The cause? Her phone has exploded while charging. The user acknowledged that the phone was charging on the mattress, which she admits was not a great idea. That said, she used the original cord that came with the phone and a compatible Samsung charging brick. Samsung, for the record, no longer includes a wall block in the box. Also, she confirmed that although the phone was on the mattress, it was not covered with a pillow or anything else. 

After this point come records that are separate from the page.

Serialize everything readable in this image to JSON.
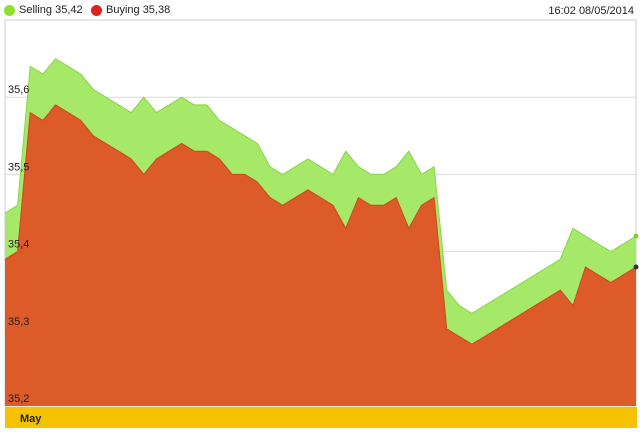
{
  "legend": {
    "selling_label": "Selling 35,42",
    "buying_label": "Buying 35,38",
    "selling_color": "#8ee02e",
    "buying_color": "#e02020"
  },
  "timestamp": "16:02 08/05/2014",
  "chart_data": {
    "type": "area",
    "title": "",
    "xlabel": "",
    "ylabel": "",
    "ylim": [
      35.2,
      35.7
    ],
    "yticks": [
      35.2,
      35.3,
      35.4,
      35.5,
      35.6
    ],
    "ytick_labels": [
      "35,2",
      "35,3",
      "35,4",
      "35,5",
      "35,6"
    ],
    "x_band_label": "May",
    "grid": true,
    "legend_position": "top-left",
    "series": [
      {
        "name": "Selling 35,42",
        "color": "#a6e868",
        "values": [
          35.45,
          35.46,
          35.64,
          35.63,
          35.65,
          35.64,
          35.63,
          35.61,
          35.6,
          35.59,
          35.58,
          35.6,
          35.58,
          35.59,
          35.6,
          35.59,
          35.59,
          35.57,
          35.56,
          35.55,
          35.54,
          35.51,
          35.5,
          35.51,
          35.52,
          35.51,
          35.5,
          35.53,
          35.51,
          35.5,
          35.5,
          35.51,
          35.53,
          35.5,
          35.51,
          35.35,
          35.33,
          35.32,
          35.33,
          35.34,
          35.35,
          35.36,
          35.37,
          35.38,
          35.39,
          35.43,
          35.42,
          35.41,
          35.4,
          35.41,
          35.42
        ]
      },
      {
        "name": "Buying 35,38",
        "color": "#dd5a29",
        "values": [
          35.39,
          35.4,
          35.58,
          35.57,
          35.59,
          35.58,
          35.57,
          35.55,
          35.54,
          35.53,
          35.52,
          35.5,
          35.52,
          35.53,
          35.54,
          35.53,
          35.53,
          35.52,
          35.5,
          35.5,
          35.49,
          35.47,
          35.46,
          35.47,
          35.48,
          35.47,
          35.46,
          35.43,
          35.47,
          35.46,
          35.46,
          35.47,
          35.43,
          35.46,
          35.47,
          35.3,
          35.29,
          35.28,
          35.29,
          35.3,
          35.31,
          35.32,
          35.33,
          35.34,
          35.35,
          35.33,
          35.38,
          35.37,
          35.36,
          35.37,
          35.38
        ]
      }
    ]
  }
}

The explosion was beyond normal. The fire department had to be called to put out the smoke. The user had their hair singed and got a small burn on their neck. Thankfully, her son, who was also in the room, was not physically harmed, though he was understandably traumatized by the incident.

Is this an isolated case?

Unfortunately, not entirely. Late last year, a two-month-old Galaxy S25 Plus caught fire overnight in Indiana while charging with an official Samsung charger and cable. The fire department confirmed it was a thermal runaway event, a condition where the battery overheats uncontrollably and escalates rapidly. 

The family inhaled fumes and had to seek medical attention. Samsung’s insurance team offered $500 per person for pain and suffering, which the family described as “an extreme lowball.” 

It should be noted that multiple users have reported similar battery explosion issues on social media; however, it’s difficult to verify the veracity of such posts due to a lack of included details.

Samsung hasn’t said anything yet

The Reddit user said that she contacted Samsung and received a ticket number, but has not heard back. Samsung has not yet issued a public statement on its specific case.

In the Indiana case, Samsung stated that “external force was the cause,” though the fire department’s investigation concluded a thermal runaway event occurred. That response left people scratching their heads, and this new incident will likely raise similar questions. 

For now, the safest habit remains the same: charge your phone on a hard, flat surface, and never leave it on a bed or couch overnight.